Herausforderungen im Bereich der direkten Steuern

Art. 26 Abs. 2 AEUV und Art. 115 AEUV spielen eine entscheidende Rolle im Bereich der direkten Steuern innerhalb der Europäischen Union, obwohl die EU keine ausdrückliche Rechtsetzungskompetenz in diesem Bereich der direkten Steuer hat.

Herausforderung: Unterschiedliche nationale Steuersysteme, insbesondere im Bereich der direkten Steuern, können die Idee eines freien Binnenmarkts behindern. Dies steht im Widerspruch zu dem in Art. 26 Abs. 2 AEUV verankerten Ziel eines einheitlichen Binnenmarktes. Freiheiten stoßen an die Grenze der 27 verschiedenen Steuersystem.

Der EUGH sagt dazu folgendes: „Die direkten Steuern fallen nach ständiger Rechtsprechung zwar in die Zuständigkeit der Mitgliedstaaten, doch müssen diese ihre Befugnisse unter Wahrung des Unionsrechts ausüben.“ Folge: Vorrang EU-Recht vor nationalen Recht. Das bedeutet jedoch nicht, dass nationale Normen unwirksam sind, es kann nur der EU-rechtswidrige Tatbestand nicht angewendet werden (geltungserhaltende Reduktion).

Art. 115 AEUV (ex-Artikel 94 EGV)

Unbeschadet des Artikels 114 erlässt der Rat gemäß einem besonderen Gesetzgebungsverfahren einstimmig und nach Anhörung des Europäischen Parlaments und des Wirtschafts- und Sozialausschusses Richtlinien für die Angleichung derjenigen Rechts- und Verwaltungsvorschriften der Mitgliedstaaten, die sich unmittelbar auf die Errichtung oder das Funktionieren des Binnenmarkts auswirken.

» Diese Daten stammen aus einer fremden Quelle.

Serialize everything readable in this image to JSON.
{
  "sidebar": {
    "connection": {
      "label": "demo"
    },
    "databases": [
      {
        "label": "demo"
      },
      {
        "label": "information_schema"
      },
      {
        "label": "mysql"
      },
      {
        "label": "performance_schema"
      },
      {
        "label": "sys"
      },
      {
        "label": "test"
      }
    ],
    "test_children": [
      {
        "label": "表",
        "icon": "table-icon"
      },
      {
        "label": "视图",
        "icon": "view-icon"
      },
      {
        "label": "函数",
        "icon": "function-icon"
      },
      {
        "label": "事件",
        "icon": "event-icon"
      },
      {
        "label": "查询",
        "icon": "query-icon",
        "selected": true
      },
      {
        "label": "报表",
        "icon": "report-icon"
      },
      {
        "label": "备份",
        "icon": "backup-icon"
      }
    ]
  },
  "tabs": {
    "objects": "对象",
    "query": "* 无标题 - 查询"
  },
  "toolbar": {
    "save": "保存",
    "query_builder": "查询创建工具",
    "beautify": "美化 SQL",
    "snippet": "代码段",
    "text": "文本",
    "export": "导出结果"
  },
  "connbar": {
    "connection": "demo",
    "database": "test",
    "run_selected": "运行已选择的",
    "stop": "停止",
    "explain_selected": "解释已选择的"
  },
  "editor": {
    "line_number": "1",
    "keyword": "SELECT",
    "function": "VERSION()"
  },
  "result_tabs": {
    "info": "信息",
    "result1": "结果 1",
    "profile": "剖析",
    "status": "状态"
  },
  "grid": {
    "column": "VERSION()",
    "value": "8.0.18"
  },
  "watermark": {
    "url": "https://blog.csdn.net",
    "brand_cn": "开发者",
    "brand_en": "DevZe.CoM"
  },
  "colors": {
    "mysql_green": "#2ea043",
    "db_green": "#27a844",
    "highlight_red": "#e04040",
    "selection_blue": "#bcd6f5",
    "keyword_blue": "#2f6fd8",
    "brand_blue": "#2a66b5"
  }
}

Art. 115 AEUV (sog. Binnenmarktkompetenz): Harmonisierung der Steuervorschriften

  • Bedeutung: Art. 115 AEUV bietet die einzige rechtliche Grundlage für die EU, Maßnahmen zur Harmonisierung von Rechtsvorschriften zu ergreifen, die direkt den Binnenmarkt betreffen. Diese Harmonisierung erfolgt in Form von Richtlinien, die von den Mitgliedstaaten umgesetzt werden (müssen).
  • Anwendung auf direkte Steuern: Obwohl die direkte Steuerhoheit bei den Mitgliedstaaten liegt, ermöglicht Art. 115 AEUV der EU, harmonisierende Maßnahmen zu ergreifen, die den Binnenmarkt fördern und steuerliche Hindernisse beseitigen. Es muss immer ein direkter Zusammenhang mit der Funktionsweise des Binnenmarktes bestehen. Diese Maßnahmen erfordern jedoch die
    • Einstimmigkeit im Rat, was die Verabschiedung solcher Richtlinien erschwert, da die Interessen der Mitgliedstaaten oft stark divergieren. Zudem ist dieses an weiteren strengen Voraussetzungen geknüpft.
    • Nicht jede steuerliche Maßnahme kann harmonisiert werden. Eine Harmonisierung ist nur dann zulässig, wenn sie notwendig ist, um Hindernisse für den freien Verkehr von Waren, Personen, Dienstleistungen und Kapital zu beseitigen oder Verzerrungen des Wettbewerbs innerhalb des Binnenmarktes zu verhindern. Es besteht somit eine beschränkte Anwendung zur Harmonisierung des Art. 115 AEUV.
    • Des Weiteren müssen Maßnahmen auch das Subsidiaritätsprinzip beachten. Das bedeutet, dass die EU nur dann tätig werden darf, wenn die angestrebten Ziele auf nationaler Ebene nicht ausreichend erreicht werden können und daher eine EU-weite Regelung notwendig ist.
    • Die Maßnahmen müssen zudem verhältnismäßig sein, das heißt, sie dürfen nicht über das hinausgehen, was zur Erreichung der Binnenmarktzielsetzung erforderlich ist.
  • Dilemma: Die Notwendigkeit der Harmonisierung, um den Binnenmarkt funktionsfähig zu machen, steht im Spannungsfeld mit der Schwierigkeit, die Einstimmigkeit im Rat zu erreichen. Jeder Mitgliedstaat verteidigt seine steuerpolitischen Interessen, was die Umsetzung harmonisierender Maßnahmen im Bereich der direkten Steuern herausfordernd macht.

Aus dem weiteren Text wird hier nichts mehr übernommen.